Having spent 10 years on the pension board, Nesta said he knows what diversification is about, and that’s why he’s for it, even if most residents don’t want to hear it.
“The city needs to diversify; like your personal portfolio, all our eggs are in one basket. It’s like having a million dollars and putting it all in one fund,”Nesta said. “If something happens, you’re wiped out. So it’s the smartest thing to do. People don’t want to hear the taxes, but look at the other cities in the state that has the PST or fire service taxes. We’re the only ones that don’t.”
Councilmember Rana Erbrick needed a little more persuasion.
She said she had a different perspective, having spent three years on the financial advisory committee, and therefore had a more realistic view on what might happen this year.
“I have become a convert. We have gone through this downturn and what it does to revenues,” Erbrick said. “You’re not going to have everything in porkbellies, you diversify so if one section goes down, the others protect it. We’re a little late coming to the table, but we need to do this.”
Erbrick said with the homesteading and Save Our Homes, it’s as if Tallahassee wants to get the state out of its heavy reliance on ad valorem.
“It’s difficult to run anything just on the ad valorem. We need to bring that down as quickly as possible,” Erbrick said.

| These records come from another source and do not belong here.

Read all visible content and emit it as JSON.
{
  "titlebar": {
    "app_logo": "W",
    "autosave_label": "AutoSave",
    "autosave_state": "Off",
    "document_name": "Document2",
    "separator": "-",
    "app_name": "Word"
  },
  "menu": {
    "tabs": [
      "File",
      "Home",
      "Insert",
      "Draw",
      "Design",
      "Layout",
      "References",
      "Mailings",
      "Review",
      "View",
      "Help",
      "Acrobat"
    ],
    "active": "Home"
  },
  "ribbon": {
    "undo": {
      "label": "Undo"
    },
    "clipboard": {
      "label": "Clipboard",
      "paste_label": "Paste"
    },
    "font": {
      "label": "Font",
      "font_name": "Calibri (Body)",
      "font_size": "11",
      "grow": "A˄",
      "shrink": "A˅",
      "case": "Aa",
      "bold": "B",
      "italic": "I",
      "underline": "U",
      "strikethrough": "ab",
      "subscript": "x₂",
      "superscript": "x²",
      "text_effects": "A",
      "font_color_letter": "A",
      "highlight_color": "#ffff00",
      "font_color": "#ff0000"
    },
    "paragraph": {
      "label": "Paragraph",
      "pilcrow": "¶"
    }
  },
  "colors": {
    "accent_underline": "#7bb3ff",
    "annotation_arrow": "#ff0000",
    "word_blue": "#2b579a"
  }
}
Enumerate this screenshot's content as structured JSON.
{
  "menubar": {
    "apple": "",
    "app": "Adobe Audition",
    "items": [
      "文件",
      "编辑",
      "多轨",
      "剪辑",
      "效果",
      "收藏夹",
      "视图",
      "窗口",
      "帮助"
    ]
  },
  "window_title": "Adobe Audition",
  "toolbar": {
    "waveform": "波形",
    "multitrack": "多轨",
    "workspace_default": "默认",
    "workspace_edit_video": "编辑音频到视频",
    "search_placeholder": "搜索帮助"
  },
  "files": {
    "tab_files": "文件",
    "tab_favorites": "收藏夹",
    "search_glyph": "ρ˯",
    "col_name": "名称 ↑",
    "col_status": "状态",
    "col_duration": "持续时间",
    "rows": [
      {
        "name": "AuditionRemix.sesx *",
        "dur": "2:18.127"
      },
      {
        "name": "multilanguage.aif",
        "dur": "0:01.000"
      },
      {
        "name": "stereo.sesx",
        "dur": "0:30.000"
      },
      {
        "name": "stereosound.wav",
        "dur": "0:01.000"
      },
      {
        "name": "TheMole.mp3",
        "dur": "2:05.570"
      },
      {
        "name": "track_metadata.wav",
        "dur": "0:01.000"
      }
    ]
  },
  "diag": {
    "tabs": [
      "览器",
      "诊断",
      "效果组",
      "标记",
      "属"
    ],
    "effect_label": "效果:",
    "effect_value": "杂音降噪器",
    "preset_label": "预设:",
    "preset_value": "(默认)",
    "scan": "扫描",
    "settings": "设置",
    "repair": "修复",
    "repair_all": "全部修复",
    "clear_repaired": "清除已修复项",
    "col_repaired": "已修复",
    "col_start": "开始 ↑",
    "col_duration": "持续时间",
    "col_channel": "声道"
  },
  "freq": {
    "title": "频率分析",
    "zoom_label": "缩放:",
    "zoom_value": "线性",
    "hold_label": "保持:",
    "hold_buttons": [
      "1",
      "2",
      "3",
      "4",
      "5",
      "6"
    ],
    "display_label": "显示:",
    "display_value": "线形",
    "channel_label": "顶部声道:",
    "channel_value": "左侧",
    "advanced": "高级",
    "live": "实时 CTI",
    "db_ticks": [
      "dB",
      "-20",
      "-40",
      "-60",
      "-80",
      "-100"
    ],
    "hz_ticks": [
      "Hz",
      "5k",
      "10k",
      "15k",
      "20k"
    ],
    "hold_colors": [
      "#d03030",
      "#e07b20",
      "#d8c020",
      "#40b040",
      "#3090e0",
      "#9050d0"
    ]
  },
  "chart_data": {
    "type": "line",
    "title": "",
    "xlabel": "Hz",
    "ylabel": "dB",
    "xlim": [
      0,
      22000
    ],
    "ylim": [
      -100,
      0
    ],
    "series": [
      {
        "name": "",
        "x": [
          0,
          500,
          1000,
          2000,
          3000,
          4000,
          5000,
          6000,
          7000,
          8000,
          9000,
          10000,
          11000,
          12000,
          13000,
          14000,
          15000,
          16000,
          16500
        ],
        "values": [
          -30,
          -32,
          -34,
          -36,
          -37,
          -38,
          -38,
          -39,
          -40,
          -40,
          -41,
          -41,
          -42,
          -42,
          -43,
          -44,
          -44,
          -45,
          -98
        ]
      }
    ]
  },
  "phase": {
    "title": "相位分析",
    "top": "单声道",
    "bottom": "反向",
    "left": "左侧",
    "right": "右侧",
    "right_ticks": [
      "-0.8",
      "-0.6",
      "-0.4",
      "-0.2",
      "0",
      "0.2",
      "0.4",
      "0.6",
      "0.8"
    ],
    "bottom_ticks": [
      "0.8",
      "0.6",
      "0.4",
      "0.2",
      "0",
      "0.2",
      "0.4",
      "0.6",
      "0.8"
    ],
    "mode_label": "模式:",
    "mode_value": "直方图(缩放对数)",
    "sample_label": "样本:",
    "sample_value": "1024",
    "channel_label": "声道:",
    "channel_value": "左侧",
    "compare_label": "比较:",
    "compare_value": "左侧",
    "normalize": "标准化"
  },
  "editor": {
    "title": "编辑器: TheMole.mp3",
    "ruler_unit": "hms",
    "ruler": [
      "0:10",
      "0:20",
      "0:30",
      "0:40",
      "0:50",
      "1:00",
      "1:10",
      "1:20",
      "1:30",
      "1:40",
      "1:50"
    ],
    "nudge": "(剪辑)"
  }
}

LCEC stated it was against using electric bills to generate funds for the city during Monday’s meeting.
“We understand the pressures the city is under. If this tax is implemented we will collect the taxes as required by Florida law,” said Frank Kane of LCEC. “We are concerned some may think it’s a rate increase, so we will take steps to educate the people that it’s a tax increase.”
LCEC may have a more difficult time explaining the arithmetic as to how the monthly tax will be calculated, for it isn’t as straight forward as adding 10 percent.
The first 500 kilowatthours are exempt as are certain charges on the bill.
With those things taken into account, the public service tax levy on an average bill for a user of 1200 KWh would be $7.74, according to the city.
Rate payers can compute the projection on their own usage by visiting the city’s Web site, capecoral.net , where a calculator can be found.
LCEC spokesperson Karen Ryan could not be reached for comment.
Cape Coral businessman Larry St. Amand believes this tax discriminates against small business and that it could either drive them out of town or out of business.
“If you live and work in the Cape, you’re going to pay twice. You hear the city manager say ‘We only need $90 from each person’ and it’s not true,” St. Amand said.
St. Amand put a business exemption form on the overhead projector during Monday’s meeting, saying he only wants a concession, but isn’t getting anywhere, not even from the Chamber of Commerce, where he is a member.
He also believes the city has a hidden agenda.
“You go to a restaurant, and it’s going to cost them $100 to $150 a month because they use a lot of electricity,” St. Amand said. “I don’t think they’ve talked about business because I believe it’s their secret windfall.”